My favorite of the Star Trek: The Next Generation movies is easily First Contact.
In the Trek mythology, the Vulcans discovered Earth on the day Zefram Cochrane performed a successful warp drive experiment. A passing Vulcan craft detected the warp drive signature — a sign of an advanced, star-faring civilization — and went over to Earth to introduce themselves.
In the film, the overly aggressive Borg collective travels back in time to stop Cochrane from making that first flight. The Enterprise chases them back in time to make sure the Borg fails, and the closing scene shows Cochrane and the Vulcans meeting each other.

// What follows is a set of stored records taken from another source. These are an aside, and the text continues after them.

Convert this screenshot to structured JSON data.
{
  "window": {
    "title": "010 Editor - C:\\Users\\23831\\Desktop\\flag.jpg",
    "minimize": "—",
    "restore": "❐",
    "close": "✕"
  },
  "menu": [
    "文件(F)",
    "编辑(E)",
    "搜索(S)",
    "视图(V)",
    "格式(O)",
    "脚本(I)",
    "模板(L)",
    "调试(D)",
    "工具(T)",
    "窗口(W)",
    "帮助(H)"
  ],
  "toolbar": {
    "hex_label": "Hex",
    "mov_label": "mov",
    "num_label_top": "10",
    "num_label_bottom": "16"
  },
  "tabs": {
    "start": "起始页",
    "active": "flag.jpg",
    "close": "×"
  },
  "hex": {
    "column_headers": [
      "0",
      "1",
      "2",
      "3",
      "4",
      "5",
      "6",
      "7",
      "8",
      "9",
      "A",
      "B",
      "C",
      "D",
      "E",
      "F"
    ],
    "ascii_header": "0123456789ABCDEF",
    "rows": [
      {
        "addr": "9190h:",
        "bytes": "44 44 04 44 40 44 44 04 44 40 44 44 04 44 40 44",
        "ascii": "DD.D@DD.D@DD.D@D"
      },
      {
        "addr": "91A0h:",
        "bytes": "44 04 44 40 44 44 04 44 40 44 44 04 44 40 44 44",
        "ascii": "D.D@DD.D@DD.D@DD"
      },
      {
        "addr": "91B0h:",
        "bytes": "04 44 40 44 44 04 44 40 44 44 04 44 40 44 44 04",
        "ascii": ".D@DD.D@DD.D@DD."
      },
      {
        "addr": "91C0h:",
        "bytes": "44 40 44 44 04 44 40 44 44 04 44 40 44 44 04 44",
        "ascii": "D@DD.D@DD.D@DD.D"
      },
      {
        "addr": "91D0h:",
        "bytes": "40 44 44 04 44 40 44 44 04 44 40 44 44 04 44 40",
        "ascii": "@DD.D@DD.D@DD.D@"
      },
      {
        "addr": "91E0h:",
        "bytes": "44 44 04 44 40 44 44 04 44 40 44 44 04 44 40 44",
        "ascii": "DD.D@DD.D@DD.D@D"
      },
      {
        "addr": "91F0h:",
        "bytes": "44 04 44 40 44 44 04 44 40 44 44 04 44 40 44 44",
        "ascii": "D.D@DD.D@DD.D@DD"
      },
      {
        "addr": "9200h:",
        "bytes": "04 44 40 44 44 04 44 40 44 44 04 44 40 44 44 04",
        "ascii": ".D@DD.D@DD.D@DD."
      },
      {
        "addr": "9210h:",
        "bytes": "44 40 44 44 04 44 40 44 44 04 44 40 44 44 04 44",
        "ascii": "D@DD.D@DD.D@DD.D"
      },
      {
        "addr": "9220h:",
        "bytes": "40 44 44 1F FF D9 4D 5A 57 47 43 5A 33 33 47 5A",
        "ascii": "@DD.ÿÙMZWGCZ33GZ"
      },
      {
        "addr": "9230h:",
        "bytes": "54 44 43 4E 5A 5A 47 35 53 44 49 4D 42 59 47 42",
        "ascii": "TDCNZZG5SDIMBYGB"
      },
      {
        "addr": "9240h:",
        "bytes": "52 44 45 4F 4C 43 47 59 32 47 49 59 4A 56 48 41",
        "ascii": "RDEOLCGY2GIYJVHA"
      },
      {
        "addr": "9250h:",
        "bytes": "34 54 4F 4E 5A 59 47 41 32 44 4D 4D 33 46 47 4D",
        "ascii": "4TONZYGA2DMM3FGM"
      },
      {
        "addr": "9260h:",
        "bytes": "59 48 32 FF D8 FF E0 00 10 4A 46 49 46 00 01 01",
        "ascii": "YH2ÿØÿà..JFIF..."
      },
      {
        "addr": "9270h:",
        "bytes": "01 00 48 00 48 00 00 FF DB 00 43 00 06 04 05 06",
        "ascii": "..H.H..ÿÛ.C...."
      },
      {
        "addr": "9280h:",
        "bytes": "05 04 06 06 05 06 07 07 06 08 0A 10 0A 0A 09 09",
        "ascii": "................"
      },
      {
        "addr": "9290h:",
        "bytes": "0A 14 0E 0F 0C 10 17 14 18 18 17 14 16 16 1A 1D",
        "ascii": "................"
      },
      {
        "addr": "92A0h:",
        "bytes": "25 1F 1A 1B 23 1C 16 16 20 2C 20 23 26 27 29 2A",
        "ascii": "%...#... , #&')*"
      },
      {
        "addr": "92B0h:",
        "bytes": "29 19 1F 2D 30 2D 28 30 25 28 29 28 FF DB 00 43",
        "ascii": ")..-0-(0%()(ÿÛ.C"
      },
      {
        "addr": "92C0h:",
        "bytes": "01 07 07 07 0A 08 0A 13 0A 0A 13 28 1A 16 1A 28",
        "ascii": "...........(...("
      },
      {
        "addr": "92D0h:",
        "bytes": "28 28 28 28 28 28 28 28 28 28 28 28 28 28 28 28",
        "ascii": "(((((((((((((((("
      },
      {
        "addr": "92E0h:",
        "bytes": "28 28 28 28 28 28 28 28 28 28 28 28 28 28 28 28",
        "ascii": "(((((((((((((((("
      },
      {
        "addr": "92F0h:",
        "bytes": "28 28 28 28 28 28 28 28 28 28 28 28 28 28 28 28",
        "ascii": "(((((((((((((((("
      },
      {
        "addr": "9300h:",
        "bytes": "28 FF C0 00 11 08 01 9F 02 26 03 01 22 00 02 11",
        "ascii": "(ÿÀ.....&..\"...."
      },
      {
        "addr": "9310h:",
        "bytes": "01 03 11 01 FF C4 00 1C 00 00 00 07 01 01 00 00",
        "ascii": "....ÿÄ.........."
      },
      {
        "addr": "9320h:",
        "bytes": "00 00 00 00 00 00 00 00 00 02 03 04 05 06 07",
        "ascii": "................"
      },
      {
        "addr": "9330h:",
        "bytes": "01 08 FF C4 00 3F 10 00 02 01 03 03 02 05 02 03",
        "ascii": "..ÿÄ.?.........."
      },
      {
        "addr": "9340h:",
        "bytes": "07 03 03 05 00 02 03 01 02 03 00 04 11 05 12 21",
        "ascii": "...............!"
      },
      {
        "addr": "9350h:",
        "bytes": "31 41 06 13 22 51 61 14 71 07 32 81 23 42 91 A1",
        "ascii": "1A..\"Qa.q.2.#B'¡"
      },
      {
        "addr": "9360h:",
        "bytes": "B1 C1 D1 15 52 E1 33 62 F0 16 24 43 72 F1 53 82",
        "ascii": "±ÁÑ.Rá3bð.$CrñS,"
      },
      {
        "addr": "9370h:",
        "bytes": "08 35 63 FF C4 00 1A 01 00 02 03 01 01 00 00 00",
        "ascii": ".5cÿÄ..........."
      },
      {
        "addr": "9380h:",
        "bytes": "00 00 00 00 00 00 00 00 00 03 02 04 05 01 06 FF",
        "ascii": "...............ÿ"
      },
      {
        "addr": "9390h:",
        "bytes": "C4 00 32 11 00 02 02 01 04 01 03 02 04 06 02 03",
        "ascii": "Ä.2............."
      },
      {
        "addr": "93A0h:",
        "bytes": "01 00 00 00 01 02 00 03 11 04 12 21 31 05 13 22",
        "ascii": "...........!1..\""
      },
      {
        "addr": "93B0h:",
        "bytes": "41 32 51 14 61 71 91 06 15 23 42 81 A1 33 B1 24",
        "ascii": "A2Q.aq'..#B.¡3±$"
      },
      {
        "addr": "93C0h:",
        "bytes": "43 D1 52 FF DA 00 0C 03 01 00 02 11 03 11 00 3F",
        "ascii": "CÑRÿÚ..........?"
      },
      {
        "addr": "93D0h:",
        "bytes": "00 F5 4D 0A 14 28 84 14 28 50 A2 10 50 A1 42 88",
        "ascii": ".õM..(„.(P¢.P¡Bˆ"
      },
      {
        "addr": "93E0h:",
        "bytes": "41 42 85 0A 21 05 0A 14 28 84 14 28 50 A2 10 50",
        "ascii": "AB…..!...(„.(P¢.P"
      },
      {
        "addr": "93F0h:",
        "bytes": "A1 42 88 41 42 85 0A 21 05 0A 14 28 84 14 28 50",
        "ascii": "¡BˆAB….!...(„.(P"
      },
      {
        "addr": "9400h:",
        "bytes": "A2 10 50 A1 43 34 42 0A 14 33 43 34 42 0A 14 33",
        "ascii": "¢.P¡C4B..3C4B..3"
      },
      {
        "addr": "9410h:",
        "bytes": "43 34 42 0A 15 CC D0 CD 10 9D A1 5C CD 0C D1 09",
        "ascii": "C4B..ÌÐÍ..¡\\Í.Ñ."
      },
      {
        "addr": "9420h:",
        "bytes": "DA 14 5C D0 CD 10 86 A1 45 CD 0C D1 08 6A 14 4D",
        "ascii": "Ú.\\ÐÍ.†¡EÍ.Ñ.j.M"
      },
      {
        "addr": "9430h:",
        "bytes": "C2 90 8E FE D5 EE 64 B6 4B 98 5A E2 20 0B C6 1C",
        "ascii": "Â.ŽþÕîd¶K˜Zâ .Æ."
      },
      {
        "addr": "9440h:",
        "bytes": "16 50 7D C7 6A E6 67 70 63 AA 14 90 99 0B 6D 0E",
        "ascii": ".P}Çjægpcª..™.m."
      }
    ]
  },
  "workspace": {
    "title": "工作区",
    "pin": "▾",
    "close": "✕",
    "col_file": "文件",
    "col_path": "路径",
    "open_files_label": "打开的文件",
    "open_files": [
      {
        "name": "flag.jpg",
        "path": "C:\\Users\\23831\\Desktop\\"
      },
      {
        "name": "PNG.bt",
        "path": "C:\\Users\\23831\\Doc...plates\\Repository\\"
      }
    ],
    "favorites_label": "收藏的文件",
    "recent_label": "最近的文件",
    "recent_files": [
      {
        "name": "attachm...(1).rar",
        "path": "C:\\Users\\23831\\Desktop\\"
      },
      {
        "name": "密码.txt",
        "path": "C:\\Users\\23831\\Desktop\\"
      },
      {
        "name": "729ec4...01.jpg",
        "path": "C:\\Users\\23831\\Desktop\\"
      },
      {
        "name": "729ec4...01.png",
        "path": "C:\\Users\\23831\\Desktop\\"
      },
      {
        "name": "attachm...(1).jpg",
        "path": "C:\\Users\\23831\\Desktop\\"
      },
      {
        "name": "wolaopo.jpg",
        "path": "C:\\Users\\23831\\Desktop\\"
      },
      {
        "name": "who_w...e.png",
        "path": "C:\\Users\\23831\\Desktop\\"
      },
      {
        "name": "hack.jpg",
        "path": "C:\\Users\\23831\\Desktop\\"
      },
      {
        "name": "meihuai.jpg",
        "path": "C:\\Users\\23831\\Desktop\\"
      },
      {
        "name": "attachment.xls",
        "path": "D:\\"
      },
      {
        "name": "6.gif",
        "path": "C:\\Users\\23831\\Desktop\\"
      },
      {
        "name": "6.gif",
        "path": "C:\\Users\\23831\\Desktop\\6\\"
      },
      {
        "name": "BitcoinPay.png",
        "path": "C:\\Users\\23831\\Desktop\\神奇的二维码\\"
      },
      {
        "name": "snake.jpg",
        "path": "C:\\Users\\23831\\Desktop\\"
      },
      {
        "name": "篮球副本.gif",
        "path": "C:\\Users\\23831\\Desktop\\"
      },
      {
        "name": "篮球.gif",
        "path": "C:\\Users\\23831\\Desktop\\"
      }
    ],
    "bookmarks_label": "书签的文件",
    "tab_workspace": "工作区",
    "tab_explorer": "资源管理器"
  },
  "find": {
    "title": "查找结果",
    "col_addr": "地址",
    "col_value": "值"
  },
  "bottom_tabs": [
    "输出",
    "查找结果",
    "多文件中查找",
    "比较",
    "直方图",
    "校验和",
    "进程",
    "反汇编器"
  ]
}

I’m a sucker for these first-contact movies that revolve around humans and aliens interacting with essentially peaceful motivations.
I’m sure there are earlier examples, but I’d start with the original version of The Day The Earth Stood Still (1951), where Klaatu and his robot Gort attempt to present Earth with a device that would enable us to study life on other planets, until a trigger-happy government employee pumps a round into him. Klaatu ends up becoming a world cop, leaving Gort behind to prevent further bloodshed, so it’s not exactly a happy ending. More satisfying endings happen in:
It Came From Outer Space (1953), in which aliens crash-land and do some body snatching, but only so they can fix their boat. Otherwise they have come in peace.
2001: A Space Odyssey (1968) and its more literal sequel, 2010: The Year We Make Contact, in which we never really meet the aliens but their mission is clearly to help us evolve to the next, more noble, stage.
Close Encounters of the Third Kind (1977), in which, when we finally meet the mysterious aliens, our hero joyously rides off with them in an apparent mission to explore strange new worlds and new civilizations.
E.T. The Extra-Terrestrial (1982), in which an alien botanist gets stranded on Earth and befriends a little boy. This sweet story is one of my all-time favorite films and, tangentially, the John Williams soundtrack is that fine composer’s finest hour, er, two hours.
Contact (1997), which I wrote about the other day, a cross between the secretive aliens of 2001 and the Close Encounters aliens who invite us humans along for the intergalactic ride, albeit using small moves, Ellie.
And finally, Arrival (2016), a magnificent film and my favorite of the 21st century so far, in which a dedicated linguistics professor races to translate the language and culture of visiting aliens before we paranoid humans can blow them (and ourselves) up. Once again, their goal is meaningful communication but some of us can’t get over our fears.
What these movies have in common is the notion that aliens among us generally have nonviolent and benevolent intent, and our fears and prejudices make us act in unwelcome ways that hinder the process at best and make us the true villains of the story at worst.
I would suggest these stories intend to encourage us to be willing to embrace the strange and the unknown and find a common understanding to move forward together. That’s why I regard these movies with more fondness than, say, War of the Worlds (1953) or Independence Day (1996), which are tremendous stories in their own right but present the aliens as would-be conquerors. I think the films I’ve listed here have a healthier outlook.